They danced in the streets, wrapped themselves in flags and marveled at what they had achieved. For Israel's people, Thursday marked a festive finale to celebrations of 50 tumultuous years of statehood.

For Palestinians, however, the occasion was a bitter reminder of their own lack of an independent state. And Israel's internal splits could be plainly seen even as the country celebrated: last-minute arguments among religious and secular Jews threatened to derail the main gala performance.The perilous birth of the Jewish state a half-century ago - the anniversary of the declaration of the nation of Israel began Wednesday night by the Jewish calendar, and falls on May 14 by the Western one - was hailed as miraculous despite pressing present-day problems, including the breakdown of the Mideast peace process.

"We forget that in 50 years, the people here made a successful country, even with all our wars," said David Ben-Yakov, 41, feeding his little girl a hot dog as she sat in her stroller in a Jerusalem pedestrian mall.

A carnival atmosphere at the opening of festivities Wednesday prevailed into the early morning in city streets, packed with thousands of revelers.

Thursday, families carrying barbecue grills, tents and bags of food made their way to parks for a day of togetherness.
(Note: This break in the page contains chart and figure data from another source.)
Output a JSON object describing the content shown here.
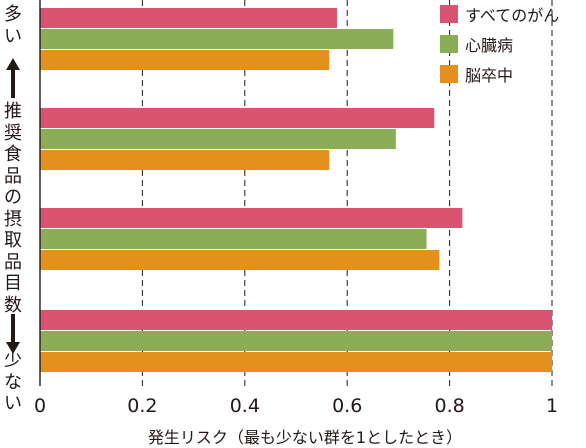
{
  "chart_data": {
    "type": "bar",
    "orientation": "horizontal",
    "categories": [
      "多い",
      "",
      "",
      "少ない"
    ],
    "series": [
      {
        "name": "すべてのがん",
        "color": "#d95470",
        "values": [
          0.58,
          0.77,
          0.825,
          1.0
        ]
      },
      {
        "name": "心臓病",
        "color": "#8bad57",
        "values": [
          0.69,
          0.695,
          0.755,
          1.0
        ]
      },
      {
        "name": "脳卒中",
        "color": "#e3901f",
        "values": [
          0.565,
          0.565,
          0.78,
          1.0
        ]
      }
    ],
    "xlim": [
      0,
      1
    ],
    "xticks": [
      "0",
      "0.2",
      "0.4",
      "0.6",
      "0.8",
      "1"
    ],
    "xlabel": "発生リスク（最も少ない群を1としたとき）",
    "ylabel": {
      "top": "多い",
      "middle": "推奨食品の摂取品目数",
      "bottom": "少ない"
    },
    "grid": "vertical dashed",
    "legend_position": "top-right"
  }
}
Celebrations were to be capped with a glitzy song-and-dance extravaganza tonight at a Jerusalem stadium.

Vice President Al Gore, the guest of honor, arrived Thursday, the highest-ranking foreign dignitary in attendance. He pledged unwavering U.S. friendship.

"We support your dream," he told Israeli religious and political leaders.

Israel, which has fought a war every decade of its existence, used the occasion to show off its military muscle. Fighter jets thundered overhead in formation, and the navy staged an offshore review. Gunboats cut through the blue water while thousands watched from the beaches.

Security was tight for the celebrations. Thousands of troops were deployed at sensitive sites, and snipers and bomb squads stood ready. As a precaution, Israel sealed off the West Bank and Gaza Strip, barring most Palestinians from entering Israel.

For the Palestinians, the anniversary was no celebration. It was a day of mourning. They call Israel's creation "al naqba" - the catastrophe - and blame the Jewish state for usurping their land.

In the West Bank refugee camp where he was born, Sami Rafai, 29, couldn't bring himself to watch the Israeli fireworks off on the horizon.

"The celebrations are like knives in the heart," he said.

Amid the festivities, the fault lines in Israeli society were on clear display, particularly the rifts between religious and secular Jews and the political left and right.

In the religious Jerusalem neighborhood of Mea Shearim, dozens of ultra-Orthodox Jews tore Israeli flags from cars driving through the area. Many ultra-Orthodox Jews in Israel do not recognize the 50th anniversary because they believe the creation of a Jewish state is a blasphemy before the coming of the Messiah.

Hard-line Jewish settlers and Israeli peace activists also appeared headed toward an Independence Day confrontation.

About 2,000 right-wing activists gathered to lay a cornerstone at the site of a controversial planned Jewish neighborhood in disputed east Jerusalem.